On Thursday, I talked about two physics concepts that apply to our lives, our work, and our world: resonance and dissipative structures. Resonance teaches us that with the right timing, those of us of like mind, on the same wavelength, will have a magnified effect on the world when we come together—a much greater effect than even the sum of our efforts. The result is a sort of force field created by the collective energy coming together, a field so powerful that it creates enormous shifts.
Dissipative structures demonstrate that the right timing is now, that from great chaos and uncertainty emerges order—new systems, structures, ways of being and doing while remaining coherent and in sync with ourselves, each other, and the planet. We can be a part of creating what comes next for us and for the world, or we can risk dissipating into irrelevance in a future that has no place for us.
Based on current and likely trends (such as those described in “You Don’t Need Psychic Powers”), I believe that women, particularly women post-fifty, are poised to reshape the future for all of us. We have financial and voting power like never before. The leadership skills of the future are in our DNA—more and more businesses are recognizing that profit goes hand in hand with collaborative, values-based leadership and flexible win-win employee arrangements that arise from the feminine emerging in all of us. In a very short time, there will be a huge shortage (think millions) of knowledge-based workers, and women, who outnumber men in institutions of higher education (particularly in earning advanced degrees), will be the ones who step up to fill these roles.
President Obama’s recent emphasis on higher education calls to mind President Kennedy’s push for science funding and education in the midst of the space race, which quickly led the United States to the top in science, technology, engineering, and mathematics (STEM). Today, we have even more power in our hands to collaborate and share ideas (such as TED does so brilliantly), and women and girls in particular are in a unique position to level the playing field on that last frontier, with more encouragement than ever to go into STEM fields. That three young women took the top three prizes in the first international Google Science Fair, and a young woman took the grand prize this past year, is prophetic of what’s in store.
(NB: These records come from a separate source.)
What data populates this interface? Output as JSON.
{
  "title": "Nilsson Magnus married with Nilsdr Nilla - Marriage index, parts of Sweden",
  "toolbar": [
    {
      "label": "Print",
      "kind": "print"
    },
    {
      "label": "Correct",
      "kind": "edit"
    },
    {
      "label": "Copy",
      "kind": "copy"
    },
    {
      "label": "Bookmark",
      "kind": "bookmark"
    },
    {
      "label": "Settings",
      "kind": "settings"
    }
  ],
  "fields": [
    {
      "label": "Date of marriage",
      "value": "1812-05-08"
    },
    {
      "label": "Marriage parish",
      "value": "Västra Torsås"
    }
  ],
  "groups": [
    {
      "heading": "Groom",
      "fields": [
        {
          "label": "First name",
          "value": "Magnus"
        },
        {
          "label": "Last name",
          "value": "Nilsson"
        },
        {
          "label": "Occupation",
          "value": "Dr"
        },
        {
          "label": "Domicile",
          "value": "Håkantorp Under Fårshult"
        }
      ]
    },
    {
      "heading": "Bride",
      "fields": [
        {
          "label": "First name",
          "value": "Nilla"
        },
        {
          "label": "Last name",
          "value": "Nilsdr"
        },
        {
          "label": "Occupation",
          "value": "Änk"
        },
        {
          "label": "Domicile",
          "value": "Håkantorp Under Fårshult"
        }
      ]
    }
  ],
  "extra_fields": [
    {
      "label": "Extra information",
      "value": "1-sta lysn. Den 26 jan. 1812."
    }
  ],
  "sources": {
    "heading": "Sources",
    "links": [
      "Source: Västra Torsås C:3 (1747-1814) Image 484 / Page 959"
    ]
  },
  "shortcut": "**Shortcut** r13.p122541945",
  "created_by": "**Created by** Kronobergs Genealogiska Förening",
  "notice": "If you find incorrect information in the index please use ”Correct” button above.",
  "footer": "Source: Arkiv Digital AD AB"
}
The future looks bright, but it won’t necessarily stay that way if we aren’t lighting the path. It’s easy to fall into complacency, to wait it out. I was one of many women who fought hard for women’s rights and equality in the seventies, never thinking we’d see anything like the backlash against women we’re seeing today. And even the promise of STEM is not a given, with budget cutbacks threatening STEM education, the one area with the most potential to pull us out of this economic pit we’re in, as individuals and as a nation (“Where the Jobs Are, the Training May Not Be”).
Right now, the future is on our side as women, but only if we stay awake and alert. Only if we act. Now is the time to awaken (or reawaken) the visionary within you, to create a vision for your personal and professional future that intersects with what the world needs. The more of us who do so, the more our visionary voices will resonate with each other to tear down what no longer serves us and rebuild a future that works—for all of us.